According to a Eugene, Oregon police report filed in Albemarle Circuit Court, Kroboth showed up at his estranged son's residence at the University of Oregon on January 7. His son, who was not home at the time of his visit but reportedly was alerted to Kroboth's presence by roommates, contacted police, who discovered Kroboth sitting in his girlfriend's Toyota Land Cruiser outside his son's residence on January 8.
Kroboth presented his travel permit and, after speaking with his Arizona probation officer who instructed him to return home, expressed to police a plan to continue on his trip. University of Oregon Police then issued a no-trespass order banning him from the campus, and Kroboth left the school.
If he was initially resistant to cutting his trip short, his attorney said, he quickly changed his mind.
"The same day he was instructed to leave, he did leave," said Murtagh, pointing out that Kroboth– not due to return home until January 20– made no threats to anyone and returned immediately to Arizona where he was arrested on the probation violation charge on January 11. Kroboth was then transferred back to the court system in Virginia, which had granted him permission to live in Arizona upon his release and which still oversees his probation.
As previously reported in the Hook, Kroboth was convicted in 2006 of the attempted murder of his wife, Jane, after he donned a vampire mask on Halloween night 2004, cut the phone and power to the stately Albemarle County house they'd once shared, and attacked her while she was sleeping. His wife, awakened by the masked assailant, successfully fought him off. Kroboth was apprehended on foot soon after the attack, and police recovered evidence including a chloroform-soaked rag, a knife and the mask. Other evidence in the case included testimony that Kroboth had first tried to hire someone else to kill his wife.

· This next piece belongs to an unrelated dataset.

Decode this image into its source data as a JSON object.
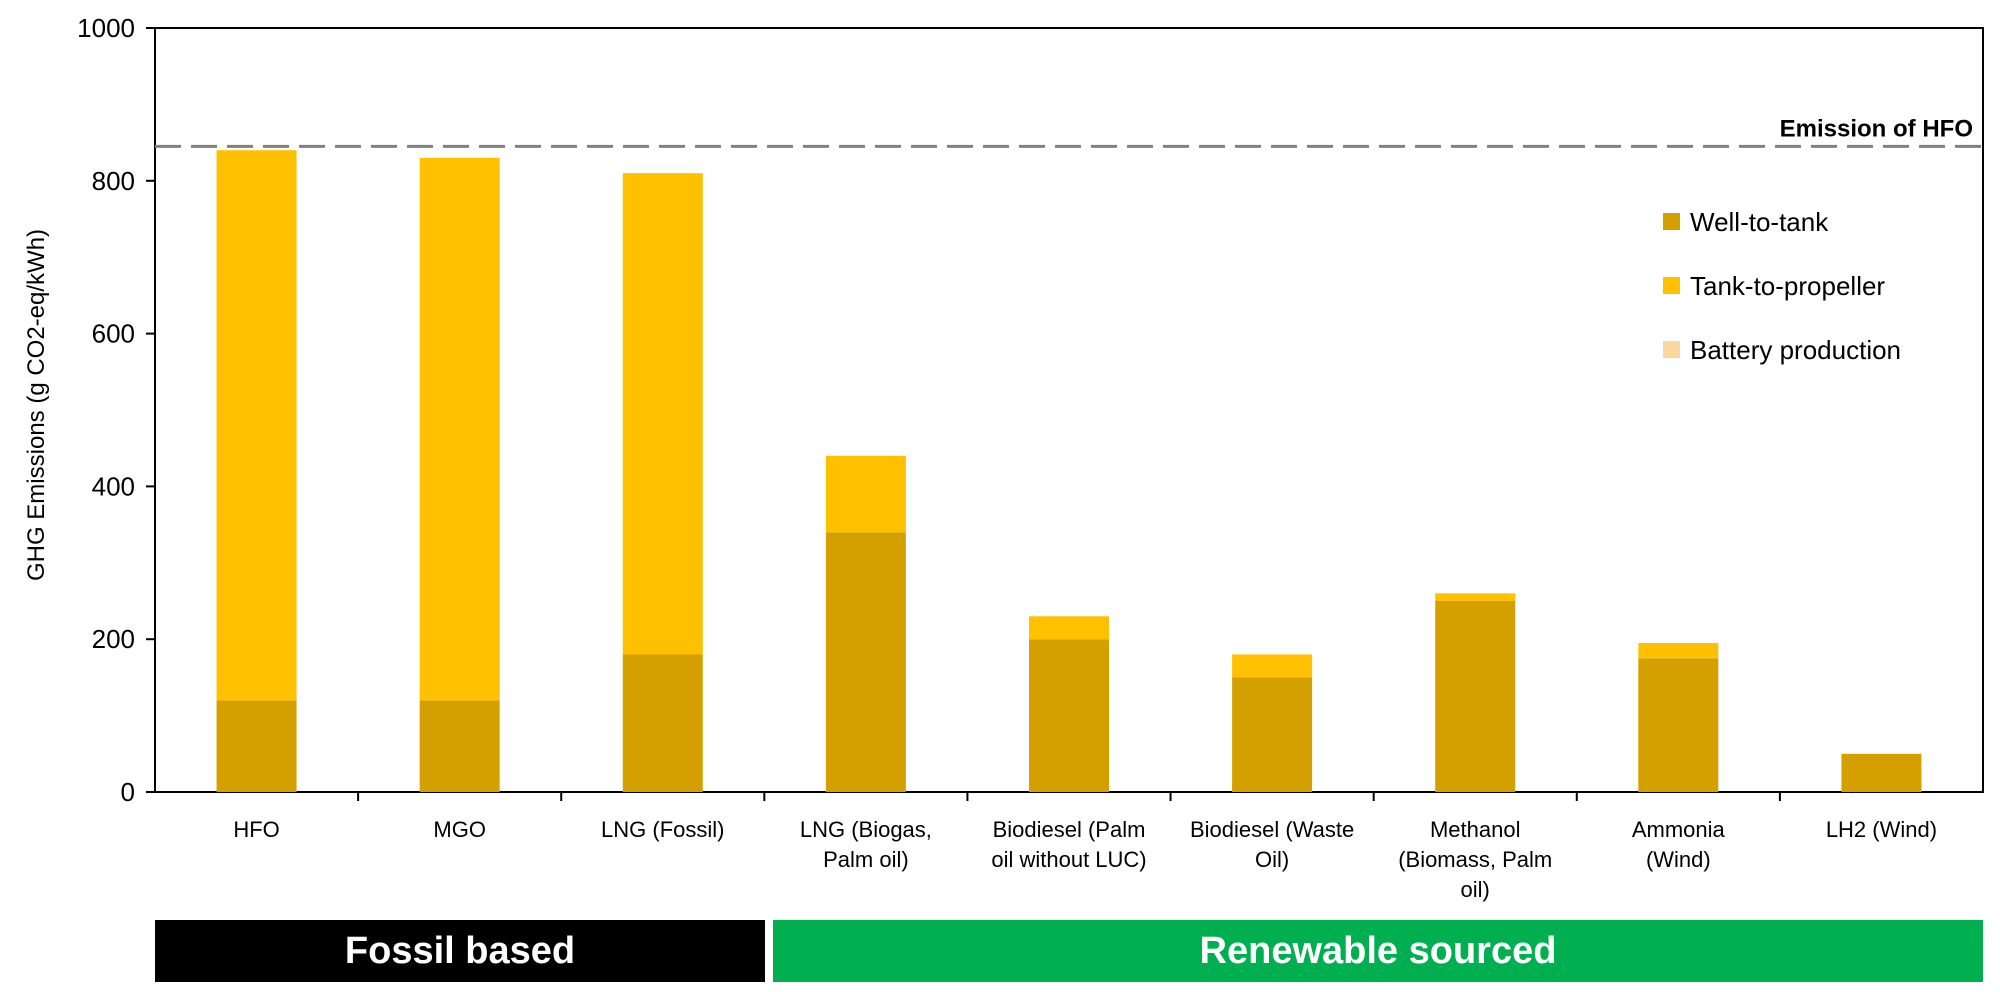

He pleaded guilty to both attempted murder and breaking and entering with the intent to commit murder and served seven years of a 10-year sentence, but has maintained that he was the victim of an "overreaching prosecution" and that he never intended to seriously harm his ex-wife.
Taking the stand in his own defense in the probation violation hearing, the 57-year-old former financier, shackled and wearing the striped uniform of the Albemarle Charlottesville Regional Jail, where he's been housed since February 20, described 11 other trips he'd taken with his Arizona probation officer's permission in the two years since he was released from prison.
On his frequent trips transporting his aging parents between their winter home in Arizona and their summer residence in Wisconsin, Kroboth testified, he was permitted to list one destination with the understanding that he could travel to other places within the dates of the trip.
"The travel order allows him to go to San Francisco. It does not allow Mr. Kroboth the freedom to alter those plans," said Albemarle Commonwealth's Attorney Denise Lunsford, claiming that the travel permit allowed him to travel between Arizona and San Francisco but not beyond.
"If this were a situation where Mr. Kroboth stopped in L.A., we wouldn't be here," she said, noting that Eugene, Oregon, is hundreds of miles north of San Francisco.
The purpose of the travel permit "is so the probation officer knows where the defendant will be," mused Albemarle County Circuit Court Judge Cheryl Higgins, who denied Kroboth's request for bond and ordered him held until his Arizona probation officer can be consulted about travel permit policy.